The UN chief highlighted that only 21% of the climate finance goes towards adaptation and resilience, and there should be a balanced allocation for both adaptation and mitigation.
Current adaptation costs for developing countries are $70 billion dollars a year, and this could rise to as much as $300 billion dollars a year by 2030, he warned.
“I am calling for 50 percent of climate finance globally from developed countries and multilateral development banks to be allocated to adaptation and resilience in developing countries. And we must make access to climate finance easier and faster”.
Invest to save thousands of lives: WMO report
The UN chief also welcomed on Thursday a new report from the World Meteorological Organization (WMO) which reveals that an estimated 23,000 lives per year could be saved – with potential benefits of at least $162 billion per year – through improving weather forecasts, early warning systems, and climate information, known as hydromet.
In a video message to mark the publication of the first Hydromet Gap Report,, the Secretary-General said that these services were essential for building resilience in the face of climate change.

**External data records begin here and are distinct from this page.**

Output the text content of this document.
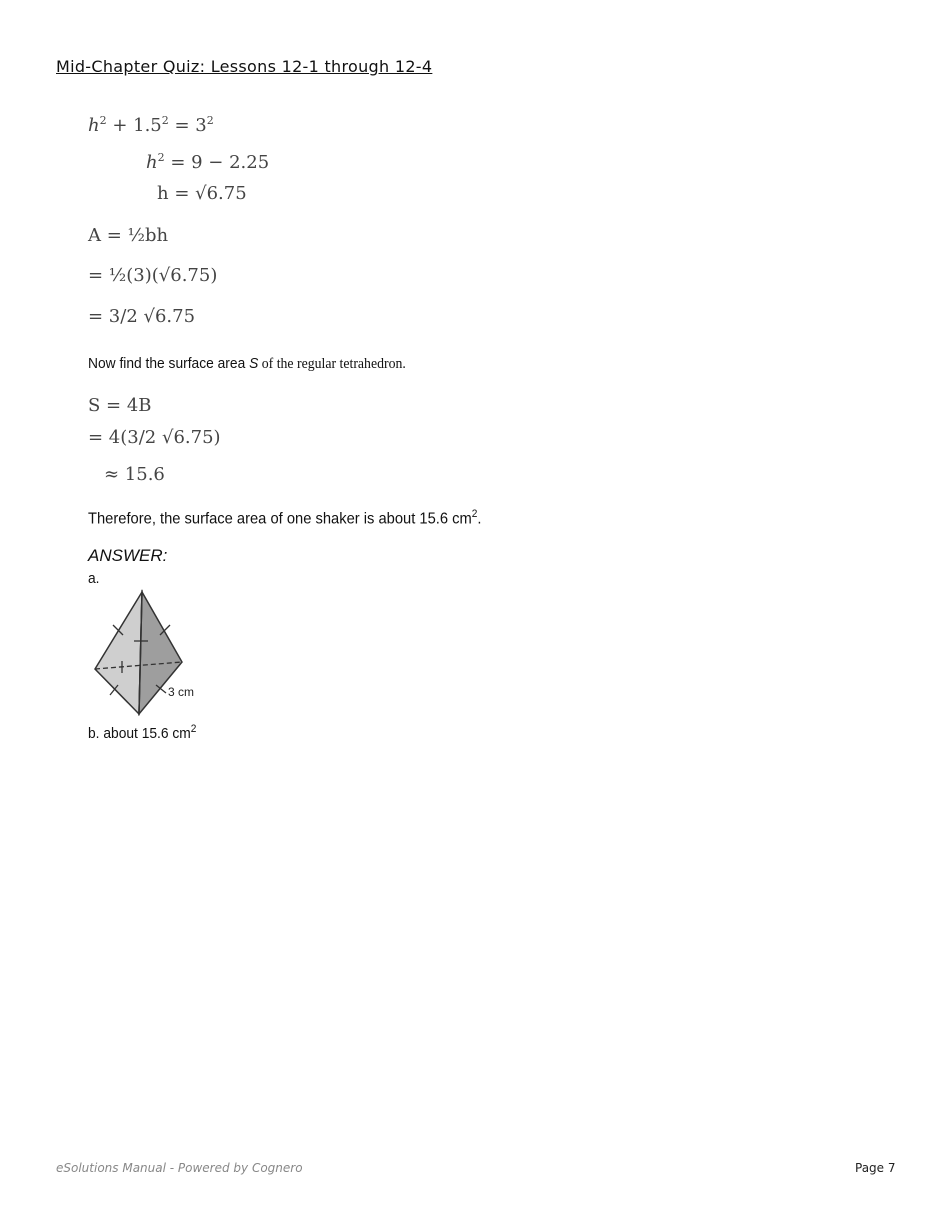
Mid-Chapter Quiz: Lessons 12-1 through 12-4
$h^2 + 1.5^2 = 3^2$
$h^2 = 9 - 2.25$
h = √6.75
A = ½bh
= ½(3)(√6.75)
= 3/2 √6.75
Now find the surface area S of the regular tetrahedron.
S = 4B
= 4(3/2 √6.75)
≈ 15.6
Therefore, the surface area of one shaker is about 15.6 $cm^2$.
ANSWER:
a.
3 cm
b. about 15.6 $cm^2$
eSolutions Manual - Powered by Cognero	Page 7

Mr. Guterres called once more for a breakthrough on adaptation and resilience in 2021, with significant increases in the volume and predictability of adaptation finance.
He noted that Small Island Developing States and Least Developed Countries where large gaps remain in basic weather data, would benefit the most.
“These affect the quality of forecasts everywhere, particularly in the critical weeks and days when anticipatory actions are most needed”, he said.
According to WMO, investments in multi-hazard early warning systems create benefits worth at least ten times their costs and are vital to building resilience to extreme weather.
Currently, only 40 percent of countries have effective warning systems in place.